A first count, including signs from Borger ABZ, von Soden, Labat, and Ellermeier:

  373  Atoms
  371  Container-Infixed signs and some behaving like them, overlayed parts etc.
    36  Sign-Over-Sign or Sign-Crossing-Sign structures
    11  Squared arrangement of four rotated copies of base sign

*
I do not have statistics independently for results of adding Fara without ZATU, but the order in which I created the concordance precluded that from being easy to do.

The classification was done using these criteria (among others which implement the instruction to "code signs, not readings")

(a) that a sign is not decomposed into parts which do not have an independent existence (as urged explicitly or implicitly by several of us, this also serves to widely reinforce traditional names).

(b) that forms of the same sign across historical periods should be codable the same way, unless the sign is absent for a given period.

(c) that mere "text elements" like English "th" in "brother" are not given separate status.

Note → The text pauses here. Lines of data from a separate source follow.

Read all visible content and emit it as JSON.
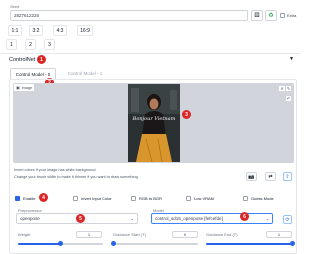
{
  "seed": {
    "label": "Seed",
    "value": "2827612225",
    "extra_label": "Extra"
  },
  "ratio_buttons": [
    "1:1",
    "3:2",
    "4:3",
    "16:9"
  ],
  "count_buttons": [
    "1",
    "2",
    "3"
  ],
  "controlnet": {
    "title": "ControlNet",
    "tabs": [
      "Control Model - 0",
      "Control Model - 1"
    ],
    "image_label": "Image",
    "preview_caption": "Bonjour Vietnam",
    "hint_line1": "Invert colors if your image has white background.",
    "hint_line2": "Change your brush width to make it thinner if you want to draw something.",
    "checkboxes": [
      {
        "label": "Enable",
        "checked": true
      },
      {
        "label": "Invert Input Color",
        "checked": false
      },
      {
        "label": "RGB to BGR",
        "checked": false
      },
      {
        "label": "Low VRAM",
        "checked": false
      },
      {
        "label": "Guess Mode",
        "checked": false
      }
    ],
    "preprocessor": {
      "label": "Preprocessor",
      "value": "openpose"
    },
    "model": {
      "label": "Model",
      "value": "control_sd15_openpose [fefcefde]"
    },
    "sliders": [
      {
        "label": "Weight",
        "value": "1",
        "fraction": 0.5
      },
      {
        "label": "Guidance Start (T)",
        "value": "0",
        "fraction": 0.0
      },
      {
        "label": "Guidance End (T)",
        "value": "1",
        "fraction": 1.0
      }
    ]
  },
  "badges": [
    "1",
    "2",
    "3",
    "4",
    "5",
    "6"
  ],
  "colors": {
    "accent": "#2563eb",
    "badge": "#dc2626",
    "image_bg": "#d1d5db",
    "border": "#d1d5db"
  }
}
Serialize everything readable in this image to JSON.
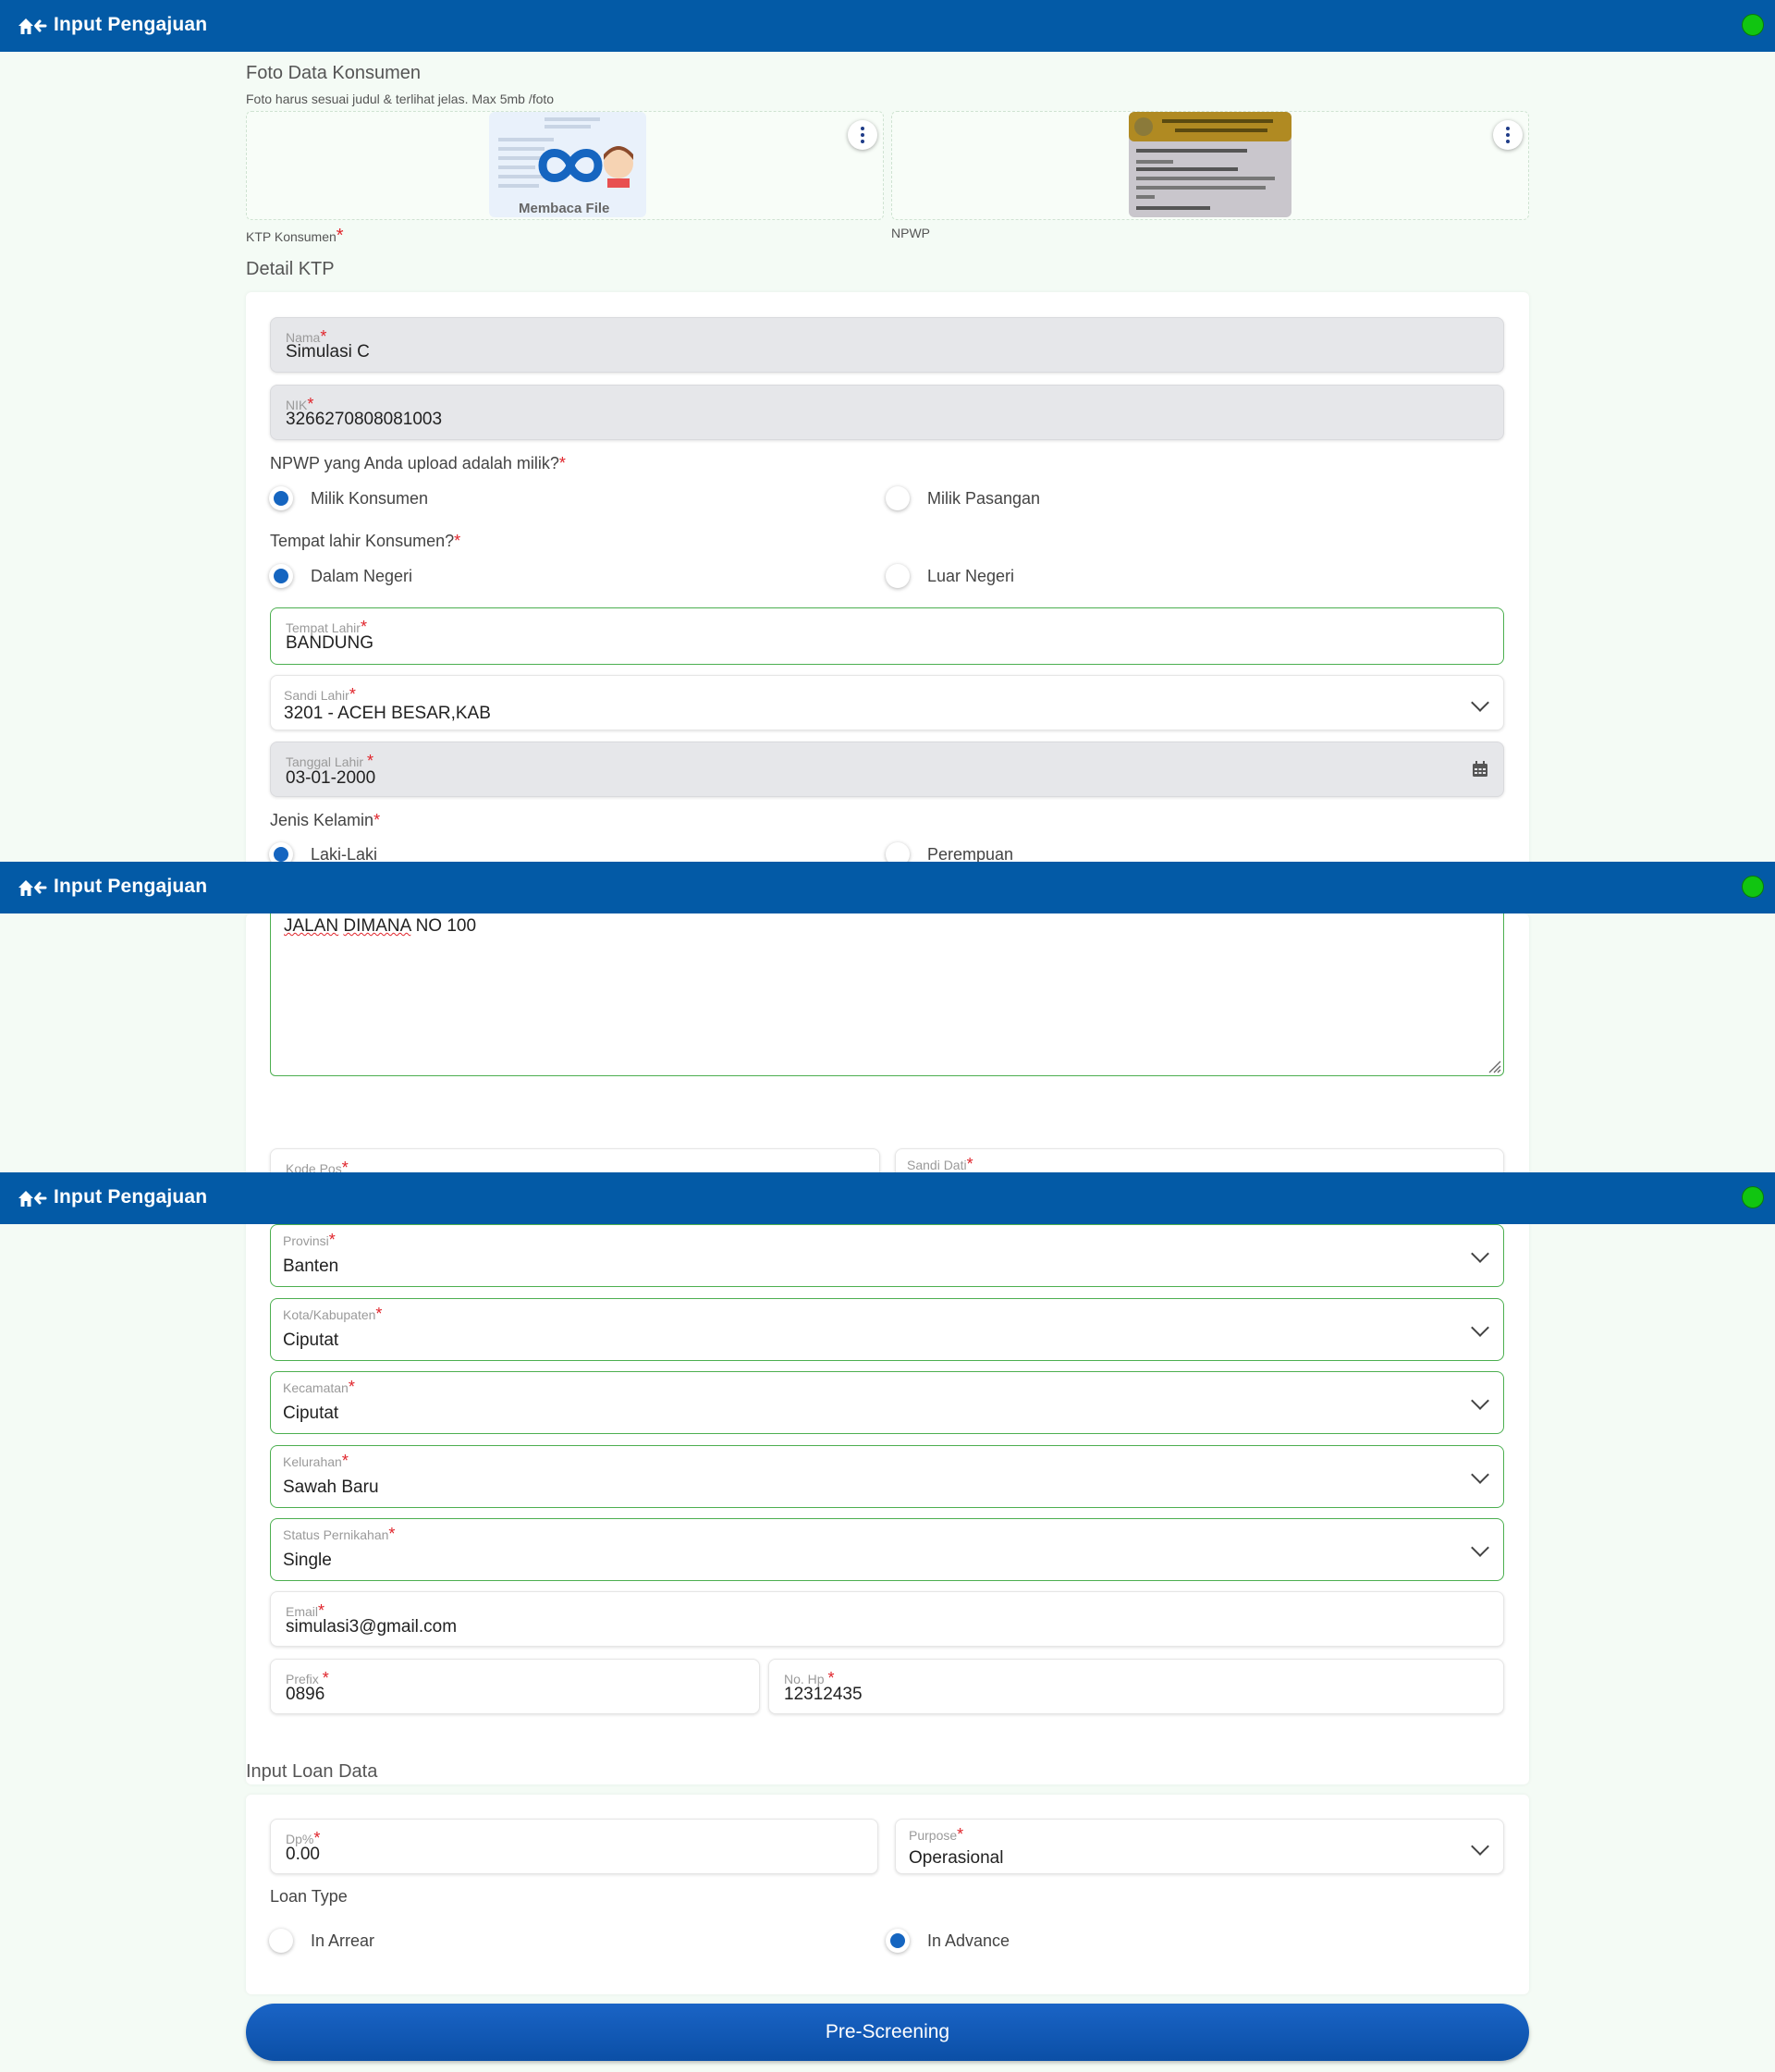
{
  "appbar": {
    "title": "Input Pengajuan"
  },
  "photos": {
    "section_title": "Foto Data Konsumen",
    "hint": "Foto harus sesuai judul & terlihat jelas. Max 5mb /foto",
    "ktp_label": "KTP Konsumen",
    "ktp_status": "Membaca File",
    "npwp_label": "NPWP"
  },
  "ktp_card_title": "Detail KTP",
  "fields": {
    "nama": {
      "label": "Nama",
      "value": "Simulasi C"
    },
    "nik": {
      "label": "NIK",
      "value": "3266270808081003"
    },
    "tempat_lahir": {
      "label": "Tempat Lahir",
      "value": "BANDUNG"
    },
    "sandi_lahir": {
      "label": "Sandi Lahir",
      "value": "3201 - ACEH BESAR,KAB"
    },
    "tanggal_lahir": {
      "label": "Tanggal Lahir",
      "value": "03-01-2000"
    },
    "alamat": {
      "value_word1": "JALAN",
      "value_word2": "DIMANA",
      "value_rest": "NO 100"
    },
    "kode_pos": {
      "label": "Kode Pos"
    },
    "sandi_dati": {
      "label": "Sandi Dati"
    },
    "provinsi": {
      "label": "Provinsi",
      "value": "Banten"
    },
    "kota": {
      "label": "Kota/Kabupaten",
      "value": "Ciputat"
    },
    "kecamatan": {
      "label": "Kecamatan",
      "value": "Ciputat"
    },
    "kelurahan": {
      "label": "Kelurahan",
      "value": "Sawah Baru"
    },
    "status": {
      "label": "Status Pernikahan",
      "value": "Single"
    },
    "email": {
      "label": "Email",
      "value": "simulasi3@gmail.com"
    },
    "prefix": {
      "label": "Prefix",
      "value": "0896"
    },
    "nohp": {
      "label": "No. Hp",
      "value": "12312435"
    }
  },
  "npwp_owner": {
    "question": "NPWP yang Anda upload adalah milik?",
    "options": [
      "Milik Konsumen",
      "Milik Pasangan"
    ],
    "selected": "Milik Konsumen"
  },
  "birthplace": {
    "question": "Tempat lahir Konsumen?",
    "options": [
      "Dalam Negeri",
      "Luar Negeri"
    ],
    "selected": "Dalam Negeri"
  },
  "gender": {
    "question": "Jenis Kelamin",
    "options": [
      "Laki-Laki",
      "Perempuan"
    ],
    "selected": "Laki-Laki"
  },
  "loan": {
    "section_title": "Input Loan Data",
    "dp": {
      "label": "Dp%",
      "value": "0.00"
    },
    "purpose": {
      "label": "Purpose",
      "value": "Operasional"
    },
    "loan_type_label": "Loan Type",
    "options": [
      "In Arrear",
      "In Advance"
    ],
    "selected": "In Advance"
  },
  "submit_label": "Pre-Screening",
  "colors": {
    "appbar": "#035aa6",
    "status_dot": "#11c511",
    "required": "#e0242b",
    "radio_on": "#1565c0",
    "focus_border": "#4caf50"
  }
}
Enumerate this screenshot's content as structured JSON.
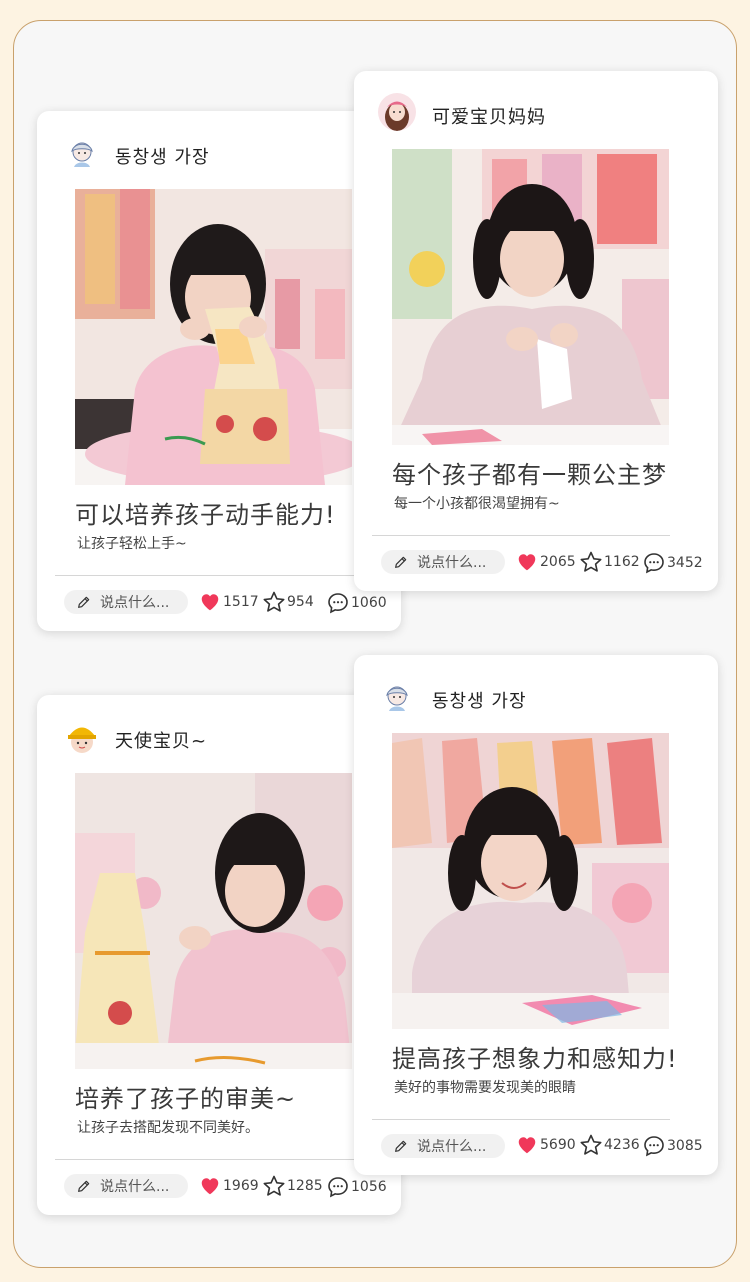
{
  "posts": [
    {
      "user": "동창생 가장",
      "title": "可以培养孩子动手能力!",
      "subtitle": "让孩子轻松上手~",
      "comment_placeholder": "说点什么...",
      "likes": "1517",
      "stars": "954",
      "comments": "1060"
    },
    {
      "user": "可爱宝贝妈妈",
      "title": "每个孩子都有一颗公主梦",
      "subtitle": "每一个小孩都很渴望拥有~",
      "comment_placeholder": "说点什么...",
      "likes": "2065",
      "stars": "1162",
      "comments": "3452"
    },
    {
      "user": "天使宝贝~",
      "title": "培养了孩子的审美~",
      "subtitle": "让孩子去搭配发现不同美好。",
      "comment_placeholder": "说点什么...",
      "likes": "1969",
      "stars": "1285",
      "comments": "1056"
    },
    {
      "user": "동창생 가장",
      "title": "提高孩子想象力和感知力!",
      "subtitle": "美好的事物需要发现美的眼睛",
      "comment_placeholder": "说点什么...",
      "likes": "5690",
      "stars": "4236",
      "comments": "3085"
    }
  ],
  "colors": {
    "heart": "#f0385a",
    "border": "#c9a16c",
    "background": "#fdf3e2"
  }
}
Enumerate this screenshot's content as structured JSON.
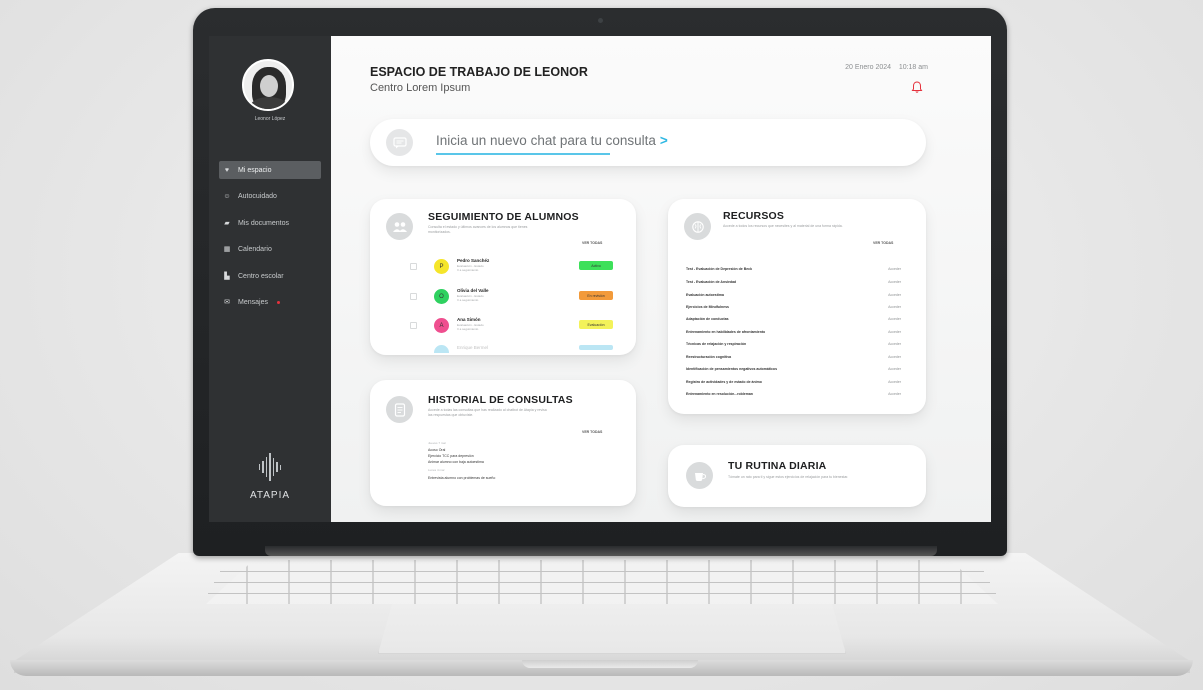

Where the balance lies among these and other criteria will become more evident from the full set of data.

The increase in the (+) category as more older texts are covered is not significant. I simply had not marked them well when tallying the second time. The significant pattern is the giant increase in the sign types which are Container-contained or sign-overlapping-sign etc. to a total of 1056. This is a highly productive category especially in earlier signs. The largest number of as-yet-uncatalogued signs probably belong to this group. It was a productive process for users of the script.

One or another method can be very important to ensure that our encoding proposal covers the Container-Infixed type with their close relatives, either (1) by encoding each of these as a sequence of three code points using a special "infix" (etc.) code here called INFX, or else (2) by having a default sorting table decompose each of these signs into a sequence of three codes, so that signs can be added later coded as a sequence and can then be sorted interleaved where they belong, even if the default sorting table is not modified.

I think alternative (1) is the more stable and transparent of the two. In either case, whether via original encoding or via second-level default sorting table, an encoding which does this for the (x) signs is of the form LAGAB INFX HA.

Since we must specify sorting order in any case for implementation, we should do it now for the hard examples, to see whether we discover surprises for our expectations.